Hardcores have not significantly sustained an MMO for almost a decade. What made MMOs fail in the past several years (AoC, WAR, Aion, DCUO, SWTOR, et cetera) was not whether it was casual or hardcore, but the layers of MMO design they blatantly missed just to rush a product to market.
The main problem is that an MMO cannot compete with the market as it was in 2004. It must compete with the market as it is in the year it launches. While the hardcore fans of any MMO can forum-defend it with: "Well, game-x didn't have those features or content at launch," the argument is invalid when looking at consumer expectations and market share. New MMOs have the deck stacked against them because they have to compete with the older MMO as they stand at the time the new game launches.
That is also a major reason why no recent MMO has been able to touch WoW's market share, and a vast majority of them are in free-to-play hybrid mode just to survive. The required investment is prohibitive to launch an MMO that could compete with the content and features of a 2013 MMO market. But yet, it must be competitive!

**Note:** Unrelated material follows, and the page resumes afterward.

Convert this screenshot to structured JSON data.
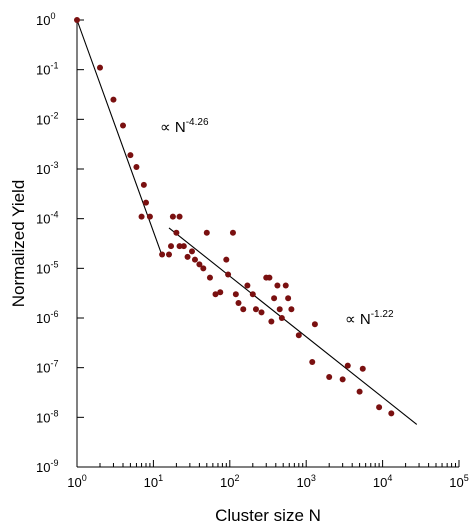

Yes, it was much easier in 2003 or 2004, when there were barely a handful of MMOs out there and the market was much smaller. This isn't 2003 or 2004, though, and the market is much, much larger. You can't launch a shallow content game, never mind a shallow content bug ridden game, and expect to retain players at launch. Not with as wide as the market is, and the sheer number of MMO options out there.
They go hand in hand really.
For instance you fight whatever Mini Boss in whatever MMO, said boss does an attack that does X amount of DMG unless you either;
A: Have enough HP to take the hit and still live. (Gear Progression on both you and your group's Healer)
B: Avoid the attack completely by Dodging or Interrupting the attack. (You and your groups Player Skill plays into this)
C: Use an Ability or Perk to reduce or avoid the DMG. (Character/Class Progression for you and your group)
Sure you can do the content in White Level 1 (starter) gear if you want with no Training, Talents or Perks. However that would just make it insanely hard for no reason other then bragging rights. Ideally you want a balance of all three for a successful PvE encounter, however I've yet to see anything "difficult" in Defiance.
That's just my view on it though.
player hp+gear/level creep < boss dmg+gear/level creep compensation is pretty much the simplest formula for it, especially when you assume gear/level creep = gear/level creep compensation
In most MMORPG i've played, the creep is so massive that even the weakest thing in current content will 1-shot you, and that is certainly what's appealing about Defiance, in theory.
In practice, we'd like a challenge. While it's great that many people can come in and appreciate the game regardless of skill and time played/gear acquired, many of us find it very trivial.